We are building for Hoboken’s future…

Dear Editor:

This week, I was pleased to present to the City Council the Fiscal Year 2004 Municipal Budget, a $57.3 million spending plan which again calls for no tax increase in the municipal portion of the rate.

It is an austere budget which calls for a $2.7 million reduction of the municipal payroll and a taxpayer savings due to the refinancing of the city’s General Obligation Bonds to benefit from the historically low interest rates.

The 2004 budget is significantly lower than last year’s when we had to reconcile over $4.7 million in expenditures from the previous administration and is less than my adjusted budget of 2003. I have reduced the cost of legal and accounting fees by more than $2 million during the course of my administration. I am also seeking to continue to reduce other city expenditures, such as overtime now and into the future.
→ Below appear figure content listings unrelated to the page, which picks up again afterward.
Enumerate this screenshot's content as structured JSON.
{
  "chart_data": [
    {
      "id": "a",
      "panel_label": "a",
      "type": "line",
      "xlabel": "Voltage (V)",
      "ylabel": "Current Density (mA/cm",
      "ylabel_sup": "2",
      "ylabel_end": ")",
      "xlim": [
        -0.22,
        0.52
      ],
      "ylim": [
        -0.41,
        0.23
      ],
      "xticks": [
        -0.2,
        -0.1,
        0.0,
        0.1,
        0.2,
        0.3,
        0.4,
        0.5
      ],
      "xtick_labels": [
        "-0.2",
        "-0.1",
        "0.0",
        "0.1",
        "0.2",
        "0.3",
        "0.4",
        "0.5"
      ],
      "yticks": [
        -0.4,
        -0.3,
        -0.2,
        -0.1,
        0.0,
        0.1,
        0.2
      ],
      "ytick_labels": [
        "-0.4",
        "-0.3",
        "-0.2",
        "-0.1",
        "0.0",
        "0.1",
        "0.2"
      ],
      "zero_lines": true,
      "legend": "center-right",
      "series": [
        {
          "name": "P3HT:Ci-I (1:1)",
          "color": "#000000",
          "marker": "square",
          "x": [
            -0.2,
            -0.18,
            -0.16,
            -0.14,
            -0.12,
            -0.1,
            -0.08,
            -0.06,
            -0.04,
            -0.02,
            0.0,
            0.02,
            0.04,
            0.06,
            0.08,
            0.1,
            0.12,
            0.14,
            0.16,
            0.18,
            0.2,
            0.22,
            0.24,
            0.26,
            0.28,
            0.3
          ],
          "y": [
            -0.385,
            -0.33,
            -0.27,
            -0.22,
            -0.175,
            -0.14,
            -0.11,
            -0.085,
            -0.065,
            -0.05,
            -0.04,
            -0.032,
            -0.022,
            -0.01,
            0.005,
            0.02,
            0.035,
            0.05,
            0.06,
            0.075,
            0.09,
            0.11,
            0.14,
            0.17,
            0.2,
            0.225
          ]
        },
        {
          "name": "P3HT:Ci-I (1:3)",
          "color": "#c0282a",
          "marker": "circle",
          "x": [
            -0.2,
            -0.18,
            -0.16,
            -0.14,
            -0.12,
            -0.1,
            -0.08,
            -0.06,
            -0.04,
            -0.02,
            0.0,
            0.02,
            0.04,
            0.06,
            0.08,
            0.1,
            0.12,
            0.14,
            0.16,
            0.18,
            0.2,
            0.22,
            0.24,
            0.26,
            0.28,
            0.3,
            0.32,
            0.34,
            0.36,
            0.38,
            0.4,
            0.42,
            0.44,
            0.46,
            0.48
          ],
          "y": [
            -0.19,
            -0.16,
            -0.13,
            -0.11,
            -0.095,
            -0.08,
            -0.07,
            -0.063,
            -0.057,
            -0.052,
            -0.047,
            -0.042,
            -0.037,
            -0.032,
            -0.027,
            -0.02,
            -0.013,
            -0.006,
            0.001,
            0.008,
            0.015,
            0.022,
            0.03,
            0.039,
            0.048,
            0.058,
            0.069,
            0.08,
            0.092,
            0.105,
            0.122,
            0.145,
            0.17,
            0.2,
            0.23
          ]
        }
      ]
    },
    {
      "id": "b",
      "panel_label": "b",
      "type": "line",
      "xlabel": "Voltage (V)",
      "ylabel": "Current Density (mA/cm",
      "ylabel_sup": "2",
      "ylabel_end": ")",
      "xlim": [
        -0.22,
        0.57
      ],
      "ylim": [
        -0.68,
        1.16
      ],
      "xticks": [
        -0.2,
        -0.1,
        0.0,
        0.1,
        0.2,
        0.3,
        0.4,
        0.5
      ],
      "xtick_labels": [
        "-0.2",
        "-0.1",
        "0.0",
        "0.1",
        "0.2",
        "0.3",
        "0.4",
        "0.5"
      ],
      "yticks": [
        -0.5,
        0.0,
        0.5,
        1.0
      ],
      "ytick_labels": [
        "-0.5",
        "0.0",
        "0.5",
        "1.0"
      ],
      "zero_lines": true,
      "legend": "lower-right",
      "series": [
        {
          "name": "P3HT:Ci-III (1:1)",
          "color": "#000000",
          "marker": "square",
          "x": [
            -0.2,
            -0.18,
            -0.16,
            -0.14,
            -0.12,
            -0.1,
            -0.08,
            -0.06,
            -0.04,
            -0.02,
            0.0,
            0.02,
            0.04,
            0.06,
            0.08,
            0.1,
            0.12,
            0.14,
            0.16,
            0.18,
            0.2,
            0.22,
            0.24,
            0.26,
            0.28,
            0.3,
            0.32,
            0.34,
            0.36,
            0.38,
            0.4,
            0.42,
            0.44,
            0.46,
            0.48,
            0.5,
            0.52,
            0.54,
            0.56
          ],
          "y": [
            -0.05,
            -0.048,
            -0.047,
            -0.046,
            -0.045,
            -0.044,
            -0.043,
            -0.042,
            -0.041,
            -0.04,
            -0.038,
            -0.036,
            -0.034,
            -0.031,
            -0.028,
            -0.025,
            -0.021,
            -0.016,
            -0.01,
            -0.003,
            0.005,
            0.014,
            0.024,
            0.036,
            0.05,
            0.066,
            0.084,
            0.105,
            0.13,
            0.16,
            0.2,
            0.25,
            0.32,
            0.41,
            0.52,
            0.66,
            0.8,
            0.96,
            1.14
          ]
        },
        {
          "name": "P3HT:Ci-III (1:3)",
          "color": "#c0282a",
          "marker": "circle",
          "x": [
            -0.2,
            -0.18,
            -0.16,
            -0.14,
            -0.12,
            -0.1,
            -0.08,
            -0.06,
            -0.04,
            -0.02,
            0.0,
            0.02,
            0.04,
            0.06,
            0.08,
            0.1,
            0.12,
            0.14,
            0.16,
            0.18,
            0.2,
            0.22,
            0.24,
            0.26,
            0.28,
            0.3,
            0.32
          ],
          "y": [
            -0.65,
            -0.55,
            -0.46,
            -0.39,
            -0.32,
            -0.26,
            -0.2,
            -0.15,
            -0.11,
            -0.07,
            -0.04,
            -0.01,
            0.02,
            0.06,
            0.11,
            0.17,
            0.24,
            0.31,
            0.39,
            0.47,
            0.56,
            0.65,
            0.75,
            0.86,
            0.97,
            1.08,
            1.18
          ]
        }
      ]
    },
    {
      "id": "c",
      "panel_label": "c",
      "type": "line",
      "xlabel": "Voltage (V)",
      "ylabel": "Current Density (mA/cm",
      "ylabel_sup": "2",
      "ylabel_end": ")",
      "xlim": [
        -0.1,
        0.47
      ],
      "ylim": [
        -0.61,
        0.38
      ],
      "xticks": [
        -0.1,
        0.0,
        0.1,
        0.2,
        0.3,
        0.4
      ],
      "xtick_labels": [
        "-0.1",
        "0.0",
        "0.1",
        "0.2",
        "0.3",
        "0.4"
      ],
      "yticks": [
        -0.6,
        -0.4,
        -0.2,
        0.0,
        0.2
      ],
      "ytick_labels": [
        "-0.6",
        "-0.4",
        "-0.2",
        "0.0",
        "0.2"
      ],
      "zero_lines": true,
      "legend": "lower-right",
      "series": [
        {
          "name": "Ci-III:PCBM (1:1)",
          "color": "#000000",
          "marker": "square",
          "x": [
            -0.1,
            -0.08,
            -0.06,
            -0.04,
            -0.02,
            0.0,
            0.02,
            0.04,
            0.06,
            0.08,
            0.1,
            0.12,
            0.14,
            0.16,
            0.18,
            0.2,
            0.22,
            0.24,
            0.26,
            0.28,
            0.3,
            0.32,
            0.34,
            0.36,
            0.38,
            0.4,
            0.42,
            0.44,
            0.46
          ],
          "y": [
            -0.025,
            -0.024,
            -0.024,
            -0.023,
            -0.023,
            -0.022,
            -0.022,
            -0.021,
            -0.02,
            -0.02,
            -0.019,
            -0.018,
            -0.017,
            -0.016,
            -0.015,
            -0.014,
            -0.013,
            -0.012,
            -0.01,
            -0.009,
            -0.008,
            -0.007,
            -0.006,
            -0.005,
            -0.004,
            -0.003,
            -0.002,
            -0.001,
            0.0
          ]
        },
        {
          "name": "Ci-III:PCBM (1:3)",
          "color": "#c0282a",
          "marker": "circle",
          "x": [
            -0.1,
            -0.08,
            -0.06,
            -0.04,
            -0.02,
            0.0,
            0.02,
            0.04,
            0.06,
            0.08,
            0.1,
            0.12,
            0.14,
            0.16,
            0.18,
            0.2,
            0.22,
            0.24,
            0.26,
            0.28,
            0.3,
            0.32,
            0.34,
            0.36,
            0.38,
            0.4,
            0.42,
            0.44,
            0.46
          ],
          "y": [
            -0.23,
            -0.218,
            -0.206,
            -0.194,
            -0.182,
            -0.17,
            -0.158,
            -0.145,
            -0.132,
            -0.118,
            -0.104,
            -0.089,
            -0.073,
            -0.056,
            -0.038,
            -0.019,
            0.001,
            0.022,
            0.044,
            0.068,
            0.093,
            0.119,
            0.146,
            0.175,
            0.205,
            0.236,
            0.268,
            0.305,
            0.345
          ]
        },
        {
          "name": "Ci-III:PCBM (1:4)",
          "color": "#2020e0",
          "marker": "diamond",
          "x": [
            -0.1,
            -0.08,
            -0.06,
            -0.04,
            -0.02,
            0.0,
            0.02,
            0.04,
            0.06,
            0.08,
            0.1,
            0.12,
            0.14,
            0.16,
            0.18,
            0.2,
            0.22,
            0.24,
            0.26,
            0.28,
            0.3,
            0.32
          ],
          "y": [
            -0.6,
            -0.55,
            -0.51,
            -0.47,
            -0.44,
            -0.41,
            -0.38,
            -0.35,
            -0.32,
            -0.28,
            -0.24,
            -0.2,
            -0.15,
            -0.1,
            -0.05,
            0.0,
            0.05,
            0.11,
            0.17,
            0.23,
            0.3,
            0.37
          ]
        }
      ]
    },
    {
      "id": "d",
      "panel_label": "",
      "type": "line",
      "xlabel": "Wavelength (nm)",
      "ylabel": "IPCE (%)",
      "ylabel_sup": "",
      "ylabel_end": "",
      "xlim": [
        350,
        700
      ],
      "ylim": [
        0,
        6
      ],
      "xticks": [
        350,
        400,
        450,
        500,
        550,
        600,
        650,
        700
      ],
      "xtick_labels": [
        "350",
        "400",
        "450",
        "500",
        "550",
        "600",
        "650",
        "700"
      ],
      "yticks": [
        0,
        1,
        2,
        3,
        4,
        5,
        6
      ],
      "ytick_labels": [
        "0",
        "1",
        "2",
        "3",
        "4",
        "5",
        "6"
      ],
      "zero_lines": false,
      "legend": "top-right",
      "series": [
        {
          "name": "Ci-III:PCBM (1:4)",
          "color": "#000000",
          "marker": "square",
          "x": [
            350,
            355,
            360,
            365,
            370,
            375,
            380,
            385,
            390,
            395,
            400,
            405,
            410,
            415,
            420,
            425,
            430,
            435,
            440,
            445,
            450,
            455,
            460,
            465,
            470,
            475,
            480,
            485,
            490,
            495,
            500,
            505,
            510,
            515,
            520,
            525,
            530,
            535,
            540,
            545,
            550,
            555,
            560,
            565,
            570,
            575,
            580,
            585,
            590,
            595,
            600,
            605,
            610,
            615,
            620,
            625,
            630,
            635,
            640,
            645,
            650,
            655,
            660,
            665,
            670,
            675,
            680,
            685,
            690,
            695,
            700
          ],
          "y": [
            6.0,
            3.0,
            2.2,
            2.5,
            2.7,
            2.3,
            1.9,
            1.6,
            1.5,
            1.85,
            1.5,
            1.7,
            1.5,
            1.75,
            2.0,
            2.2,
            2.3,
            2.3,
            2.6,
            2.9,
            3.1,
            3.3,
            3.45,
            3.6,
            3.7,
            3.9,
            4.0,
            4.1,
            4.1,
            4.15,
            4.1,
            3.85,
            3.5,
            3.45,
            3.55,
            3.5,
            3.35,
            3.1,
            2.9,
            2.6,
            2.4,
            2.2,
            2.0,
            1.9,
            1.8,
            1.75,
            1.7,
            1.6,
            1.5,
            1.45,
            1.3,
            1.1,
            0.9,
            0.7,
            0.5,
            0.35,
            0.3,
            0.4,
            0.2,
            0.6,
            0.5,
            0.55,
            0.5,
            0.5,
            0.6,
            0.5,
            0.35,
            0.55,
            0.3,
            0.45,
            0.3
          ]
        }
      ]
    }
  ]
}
The bond refinancing issue, an important element of the budget, will allow the city to reduce annual debt payments while providing the municipality the capital to undertake three key projects: the acquisition of open space for recreation and the development of a new Public Works garage and a central fire station.

We are building for the future. We have commitments of over a quarter of a billion dollars to rebuild our schools and our transit hub. Before the end of September we will unveil our new Master Plan to guide future economic development. Our southern waterfront development has resulted in thousands of new jobs and economic opportunities throughout the city, and we are seeing an increase of young families who choose to call Hoboken their home. Hoboken has truly become a regional destination.

With this budget, it is my intention to continue to hold down city costs in subsequent years to maintain the current municipal portion of the tax rate while providing residents with essential services and programs which Hoboken residents expect.